Todays lessons: click to read 

On Friday I was in Titchfield, a pretty village a little smaller than Cobham, near Fareham in Hampshire. I was there to conduct the funeral of my aunt, my late mother’s sister. St Peter’s Church has very ancient roots. You enter the church via the West door at the bottom of the tower, through an amazing carved Saxon doorway. It reminds one of the centuries of worshippers and visitors who have entered before you. A delightfully helpful churchwarden welcomed me. She had prepared the church for the funeral and was acting as verger. As we waited and chatted about the parish she talked of her concern that nearly everything in the church was being done by older people. She said ‘we are all getting older, who is going to take over from us?’ I sensed a note of sorrow and even a concern that the church she faithfully served might, after 1300 years of continual worship, be dwindling away.

As I reflected on today’s dramatic Advent readings I thought how far some good, faithful people have been allowed to travel from the promise of hope in the scriptures. How we allow ourselves to be convinced by our weaknesses and failings that there is little hope for the future. One of our tasks in Advent is to spend time reflecting on just why God gave us the incredible gift of his son and what that gift means to us. What it means to us individually, as a church, and as a society.
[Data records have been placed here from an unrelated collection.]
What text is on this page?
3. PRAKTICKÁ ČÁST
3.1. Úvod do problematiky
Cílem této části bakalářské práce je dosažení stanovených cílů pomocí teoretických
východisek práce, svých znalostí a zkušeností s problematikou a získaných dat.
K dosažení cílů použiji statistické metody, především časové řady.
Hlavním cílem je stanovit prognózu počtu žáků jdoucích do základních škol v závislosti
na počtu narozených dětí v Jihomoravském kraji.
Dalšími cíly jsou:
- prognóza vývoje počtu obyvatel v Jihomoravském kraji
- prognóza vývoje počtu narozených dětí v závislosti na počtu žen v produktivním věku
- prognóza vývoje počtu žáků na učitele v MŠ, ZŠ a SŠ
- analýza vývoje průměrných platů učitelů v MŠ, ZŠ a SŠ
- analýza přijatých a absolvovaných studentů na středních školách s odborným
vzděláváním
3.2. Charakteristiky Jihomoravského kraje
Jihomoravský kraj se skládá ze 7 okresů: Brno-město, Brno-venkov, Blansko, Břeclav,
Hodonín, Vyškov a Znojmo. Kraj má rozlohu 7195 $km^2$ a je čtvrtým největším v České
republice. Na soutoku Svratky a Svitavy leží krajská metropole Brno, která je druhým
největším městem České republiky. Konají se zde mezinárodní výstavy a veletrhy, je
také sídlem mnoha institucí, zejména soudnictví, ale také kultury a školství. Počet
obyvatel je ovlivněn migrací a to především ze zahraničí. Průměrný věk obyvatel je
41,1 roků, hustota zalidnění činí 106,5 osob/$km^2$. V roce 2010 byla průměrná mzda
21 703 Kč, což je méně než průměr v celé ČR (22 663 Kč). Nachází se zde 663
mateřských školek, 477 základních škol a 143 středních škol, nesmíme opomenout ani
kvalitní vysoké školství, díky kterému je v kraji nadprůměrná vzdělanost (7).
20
Our readings in Advent draw us back to the robust writings of the prophets – the prophets for whom we have just lit an Advent candle. If we think the situation in Titchfield is bad, it was nothing compared to the history of faithlessness and turning away from God when the prophets preached.

In chapter one of Isaiah, the prophet, preaching around 700BC, berates his people:

Ah, sinful nation,
     people laden with iniquity,
offspring who do evil,
     children who deal corruptly,
who have forsaken the Lord,
     who have despised the Holy One of Israel,
     who are utterly estranged!

This was a nation that had lost its way in a far more calamitous manner than our present generation. There was widespread rejection of faith in one true God, the God of their ancestors, and the teachings of the religious leaders. Yet into this desperate situation the prophets remained passionately convinced about the future of their people. The prophets were not predictors or fortune-tellers. Rather, they were people of faith, certain that the world is morally coherent, and that God’s purposes for the future of the world are powerful and will prevail. The prophets have come to be seen as oracles of God – channels for the speech of God. Their writings are not simply to be read as historic literature relevant only to a past generation. We read them in Church today because they speak into our time. They have a passionate insistence that generates energy and courage and hope for obedience to God.

Isaiah proclaims that the earth will be full of the knowledge of the Lord as the waters cover the sea. Paul tells the Romans that these words of Isaiah were written for our instruction so that …’by the encouragement of scriptures we might have hope.’ Are we really meant to believe that our generation is the one when our Christian faith is to gently disappear through a lack of interest and commitment, never to surface again? As was unintentionally implied in my conversation in Titchfield church, that faith as expressed and lived in churches like ours will become a thing of the past. Churches built to the glory of God handed over to be mere historic monuments? Where in this depressing vision is our Advent hope?

I believe there are times when we need people like John the Baptist to shake us out of our pessimism that secularism has overrun our society with an irrevocable finality. John the Baptist is vitriolic in his attack on the Pharisees and Saducees. They came to him to repent and to receive forgiveness only to be berated as a brood of vipers. What had these people done to receive such an attack? They were a very devout people. They prided themselves on their purity and were unlikely to be guilty of any gross or obvious sins. Their sin was not the way they led their lives – it was their attitude of arrogance that everything was up to them. They had lost the sense of humility – humility needed to place their trust and hope in an infant, in a God prepared to come to them as a tiny, vulnerable child.

I sense there is, thankfully, a change of mood in the Church of England. A recognition that we cannot separate ourselves from modern culture and patterns of living. They will mean that the shape of the church for future generations may be very different to the one we have today. Over recent decades the Church has had a tendency to accept doom-laden warnings of almost terminal decline. Insisting on reducing the number of paid clergy, closing churches and theological colleges. It has been in danger of fulfilling its own prophecy rather than that of Isaiah. But there is a change of heart today. There is bold talk of investing in mission and support for those providing new opportunities for people to engage with the gospel of Christ. Dare I say the Church is in some quarters recovering its confidence – its hope for the future.

We have a long way to go. But Advent is not a time for resigned pessimism. Advent is a time to look at ourselves with honesty and humility – that ultimately was John’s plea to the Pharisees and Saducees, consistent with the message of the prophets before him. And it is a time to once more place our faith and trust in God. It is too easy to be lulled into a sense that the destiny of the Church rests simply on our shoulders – if we fail, the church fails. We must learn to listen to God’s word and place our trust in his power. Earlier I quoted my bible’s introduction to the Prophets, which ends with these words: their powerful voices continue to generate energy and courage and hope. May you receive these three gifts this Advent.